KATHMANDU, March 10: India is working to promote a sub-regional energy hub comprising Bhutan, Bangladesh, Nepal, Myanmar and India to meet its energy needs, foreign secretary of India, Harsh Vardhan Shringla has said.
Delivering his remarks during the inauguration of the South Asia Group on Energy at the Research and Information System for Developing Countries in New Delhi on Wednesday, the Indian foreign secretary said that his country is taking the lead to promote a regional approach to meet its energy needs.
"Being the largest producer and consumer of energy in the region, it is natural for us to be the epicenter for any energy initiative in the region. We have to make energy affordable, accessible and clean," he said adding that India is promoting easier movement of hydrocarbons across the region.
Mentioning that South Asia’s first cross-border petroleum products pipeline from Motihari in India to Amlekhgunj in Nepal was remotely inaugurated by Indian and Nepali prime ministers in September 2019, the top Indian diplomat said that the pipeline has led to savings of Indian rupees 1 billion for Nepal Oil Corporation.
"We are now looking to expand this project to Chitwan, and also construct a new pipeline connecting Silguri and Jhapa in Nepal," he said.
Stating that India supplied about 700 MW of power in 2019 through more than 25 transmission interconnections, Shringla said that Nepal may also start exporting power in the near future.
"The first high capacity cross-border power transmission line, from Dhalkebar in Nepal to Muzaffarpur in India was completed with GoI-assistance and was upgraded to 400 KV capacity in November 2020. More cross-border high-capacity connections are envisaged," he said.
In the generation sector, Satluj Jal Vidyut Nigam Limited is developing the 900 MW Arun-III hydroelectric project in northeast Nepal, he mentioned.
Shringla also recalled that the Lower Arun project of Nepal was awarded to SJVNL. "A consortium led by GMR is developing the 900 MW Upper Karnali hydroelectric project in western Nepal. Upper Karnali is an export-oriented project, where power is to be supplied to India and Bangladesh. Private sector participation in the hydropower sector holds enormous promise," he said.
Shringla also mentioned that there is a wide variation in energy resource endowments and energy demand in this region.
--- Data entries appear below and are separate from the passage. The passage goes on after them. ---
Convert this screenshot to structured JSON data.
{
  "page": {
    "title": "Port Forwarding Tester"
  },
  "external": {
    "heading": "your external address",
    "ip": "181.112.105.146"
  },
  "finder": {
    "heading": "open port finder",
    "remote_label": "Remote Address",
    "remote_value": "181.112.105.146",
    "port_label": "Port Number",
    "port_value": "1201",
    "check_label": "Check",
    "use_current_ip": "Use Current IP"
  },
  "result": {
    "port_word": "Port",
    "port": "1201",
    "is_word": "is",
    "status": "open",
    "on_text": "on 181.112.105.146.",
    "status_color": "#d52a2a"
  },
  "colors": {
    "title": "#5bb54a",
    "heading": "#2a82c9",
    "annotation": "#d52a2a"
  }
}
"While India and Bangladesh account for the major natural gas and coal resources, Bhutan and Nepal have large hydropower resources. Sri Lanka has great potential for solar and wind power production. All countries in fact have vast renewable energy potential. By harnessing complementarities in electricity demand, load curves and resource endowments, a mutually beneficial model of cooperation in South Asia could be developed," he said.